After spending most of the week focused entirely on a work event – letting myself get all riled up about the small things; generally not being my best self – I lifted my head (which had been firmly ensconced up my own ass) to see that the world was falling apart. Perhaps it was always thus, but doesn’t it seem sometimes like it’s getting worse?

When my eyes lifted to see more than my own narrow slice of the world, they landed on  protests in New York, continued unrest in Ferguson, dismal predictions on climate change and the one that left me particularly sad, starvation used as a weapon and no one to stop it.

But then I read one of my favorite Pema Chodron quotes in class tonight. I realized, in times like these, I might need to read it every day. I get so caught up in my own little dramas that I forget about the butterfly effect; how the energy I am putting out contributes to the real drama, the one playing out on the world stage.
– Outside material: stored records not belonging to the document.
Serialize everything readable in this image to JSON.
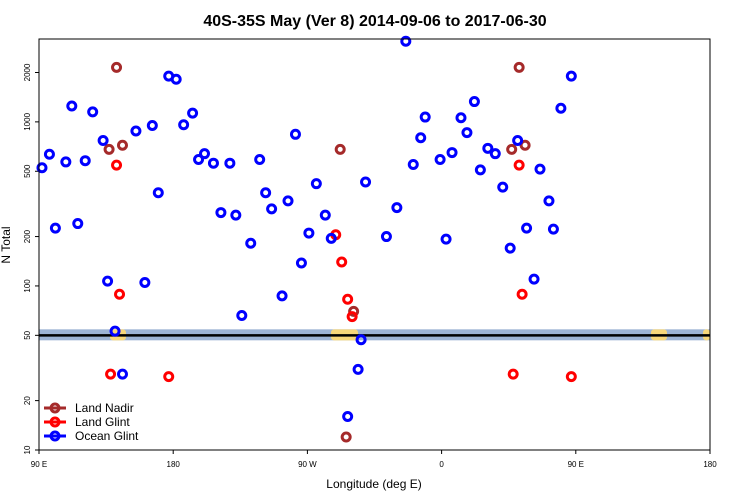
{
  "chart_data": {
    "type": "scatter",
    "title": "40S-35S May (Ver 8)   2014-09-06 to 2017-06-30",
    "xlabel": "Longitude (deg E)",
    "ylabel": "N Total",
    "xlim": [
      90,
      450
    ],
    "ylim": [
      10,
      3200
    ],
    "yscale": "log",
    "x_ticks": [
      {
        "value": 90,
        "label": "90 E"
      },
      {
        "value": 180,
        "label": "180"
      },
      {
        "value": 270,
        "label": "90 W"
      },
      {
        "value": 360,
        "label": "0"
      },
      {
        "value": 450,
        "label": "90 E"
      },
      {
        "value": 540,
        "label": "180"
      }
    ],
    "y_ticks": [
      {
        "value": 10,
        "label": "10"
      },
      {
        "value": 20,
        "label": "20"
      },
      {
        "value": 50,
        "label": "50"
      },
      {
        "value": 100,
        "label": "100"
      },
      {
        "value": 200,
        "label": "200"
      },
      {
        "value": 500,
        "label": "500"
      },
      {
        "value": 1000,
        "label": "1000"
      },
      {
        "value": 2000,
        "label": "2000"
      }
    ],
    "legend_position": "bottom-left",
    "reference_line": {
      "y": 50
    },
    "series": [
      {
        "name": "Land Nadir",
        "color": "#a52a2a",
        "points": [
          {
            "x": 137,
            "y": 680
          },
          {
            "x": 142,
            "y": 2150
          },
          {
            "x": 146,
            "y": 720
          },
          {
            "x": 292,
            "y": 680
          },
          {
            "x": 301,
            "y": 70
          },
          {
            "x": 296,
            "y": 12
          },
          {
            "x": 407,
            "y": 680
          },
          {
            "x": 412,
            "y": 2150
          },
          {
            "x": 416,
            "y": 720
          }
        ]
      },
      {
        "name": "Land Glint",
        "color": "#ff0000",
        "points": [
          {
            "x": 142,
            "y": 545
          },
          {
            "x": 144,
            "y": 89
          },
          {
            "x": 138,
            "y": 29
          },
          {
            "x": 177,
            "y": 28
          },
          {
            "x": 289,
            "y": 205
          },
          {
            "x": 293,
            "y": 140
          },
          {
            "x": 297,
            "y": 83
          },
          {
            "x": 300,
            "y": 65
          },
          {
            "x": 412,
            "y": 545
          },
          {
            "x": 414,
            "y": 89
          },
          {
            "x": 408,
            "y": 29
          },
          {
            "x": 447,
            "y": 28
          }
        ]
      },
      {
        "name": "Ocean Glint",
        "color": "#0000ff",
        "points": [
          {
            "x": 92,
            "y": 525
          },
          {
            "x": 97,
            "y": 635
          },
          {
            "x": 101,
            "y": 225
          },
          {
            "x": 108,
            "y": 570
          },
          {
            "x": 112,
            "y": 1250
          },
          {
            "x": 116,
            "y": 240
          },
          {
            "x": 121,
            "y": 580
          },
          {
            "x": 126,
            "y": 1150
          },
          {
            "x": 133,
            "y": 770
          },
          {
            "x": 136,
            "y": 107
          },
          {
            "x": 141,
            "y": 53
          },
          {
            "x": 146,
            "y": 29
          },
          {
            "x": 155,
            "y": 880
          },
          {
            "x": 161,
            "y": 105
          },
          {
            "x": 166,
            "y": 950
          },
          {
            "x": 170,
            "y": 370
          },
          {
            "x": 177,
            "y": 1900
          },
          {
            "x": 182,
            "y": 1820
          },
          {
            "x": 187,
            "y": 960
          },
          {
            "x": 193,
            "y": 1130
          },
          {
            "x": 197,
            "y": 590
          },
          {
            "x": 201,
            "y": 640
          },
          {
            "x": 207,
            "y": 560
          },
          {
            "x": 212,
            "y": 280
          },
          {
            "x": 218,
            "y": 560
          },
          {
            "x": 222,
            "y": 270
          },
          {
            "x": 226,
            "y": 66
          },
          {
            "x": 232,
            "y": 182
          },
          {
            "x": 238,
            "y": 590
          },
          {
            "x": 242,
            "y": 370
          },
          {
            "x": 246,
            "y": 295
          },
          {
            "x": 253,
            "y": 87
          },
          {
            "x": 257,
            "y": 330
          },
          {
            "x": 262,
            "y": 840
          },
          {
            "x": 266,
            "y": 138
          },
          {
            "x": 271,
            "y": 210
          },
          {
            "x": 276,
            "y": 420
          },
          {
            "x": 282,
            "y": 270
          },
          {
            "x": 286,
            "y": 195
          },
          {
            "x": 297,
            "y": 16
          },
          {
            "x": 304,
            "y": 31
          },
          {
            "x": 306,
            "y": 47
          },
          {
            "x": 309,
            "y": 430
          },
          {
            "x": 323,
            "y": 200
          },
          {
            "x": 330,
            "y": 300
          },
          {
            "x": 336,
            "y": 3100
          },
          {
            "x": 341,
            "y": 550
          },
          {
            "x": 346,
            "y": 800
          },
          {
            "x": 349,
            "y": 1070
          },
          {
            "x": 359,
            "y": 590
          },
          {
            "x": 363,
            "y": 193
          },
          {
            "x": 367,
            "y": 650
          },
          {
            "x": 373,
            "y": 1060
          },
          {
            "x": 377,
            "y": 860
          },
          {
            "x": 382,
            "y": 1330
          },
          {
            "x": 386,
            "y": 510
          },
          {
            "x": 391,
            "y": 690
          },
          {
            "x": 396,
            "y": 640
          },
          {
            "x": 401,
            "y": 400
          },
          {
            "x": 406,
            "y": 170
          },
          {
            "x": 411,
            "y": 770
          },
          {
            "x": 417,
            "y": 225
          },
          {
            "x": 422,
            "y": 110
          },
          {
            "x": 426,
            "y": 515
          },
          {
            "x": 432,
            "y": 330
          },
          {
            "x": 435,
            "y": 222
          },
          {
            "x": 440,
            "y": 1210
          },
          {
            "x": 447,
            "y": 1900
          }
        ]
      }
    ]
  }
}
I might not be able to figure out how to get more resources contributed to the World Food Program, or how to ensure insidious racism is eradicated from our justice system, but I can control my reactions to the people and things with which I come in contact. I didn’t do a very good job of it this week, but, as always, Pema provided the right inspiration.
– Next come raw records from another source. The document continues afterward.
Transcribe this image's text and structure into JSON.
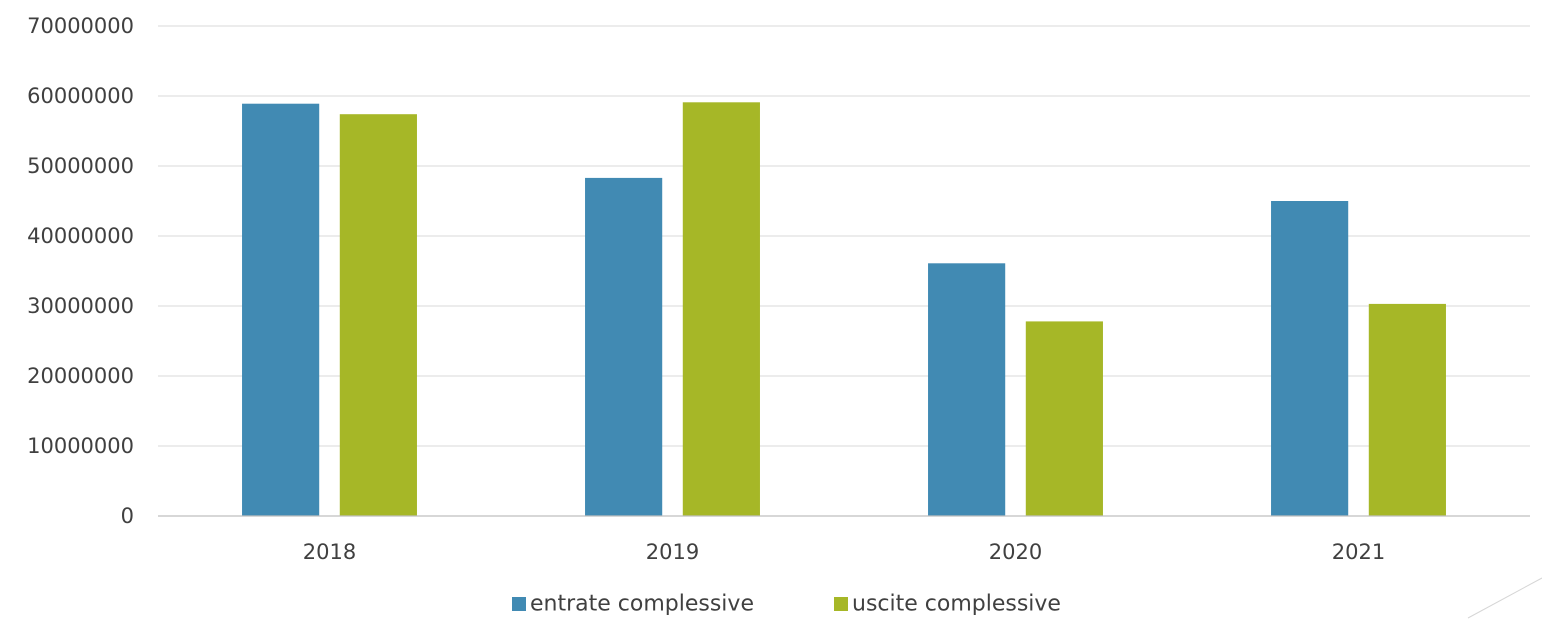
{
  "chart_data": {
    "type": "bar",
    "title": "",
    "xlabel": "",
    "ylabel": "",
    "categories": [
      "2018",
      "2019",
      "2020",
      "2021"
    ],
    "series": [
      {
        "name": "entrate complessive",
        "color": "#418AB3",
        "values": [
          58900000,
          48300000,
          36100000,
          45000000
        ]
      },
      {
        "name": "uscite complessive",
        "color": "#A6B727",
        "values": [
          57400000,
          59100000,
          27800000,
          30300000
        ]
      }
    ],
    "ylim": [
      0,
      70000000
    ],
    "yticks": [
      0,
      10000000,
      20000000,
      30000000,
      40000000,
      50000000,
      60000000,
      70000000
    ],
    "ytick_labels": [
      "0",
      "10000000",
      "20000000",
      "30000000",
      "40000000",
      "50000000",
      "60000000",
      "70000000"
    ],
    "grid": true,
    "legend_position": "bottom"
  }
}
A Native American grandfather was speaking to his grandson about violence and cruelty in the world and how it comes about. He said it was as if two wolves were fighting in his heart. One wolf was vengeful and angry, and the other wolf was understanding and kind. The young man asked his grandfather which wolf would win the fight in his heart. And the grandfather answered, “The one that wins will be the one I choose to feed.” So this is our challenge, the challenge for our spiritual practice and the challenge for the world—how can we train right now, not later, in feeding the right wolf? How can we call on our intelligence to see what helps and what hurts, what escalates aggression and what uncovers good-heartedness?…It is time for each of us in our own lives to take the leap and do whatever we can to help turn things around. Even the slightest gesture toward feeding the right wolf will help.”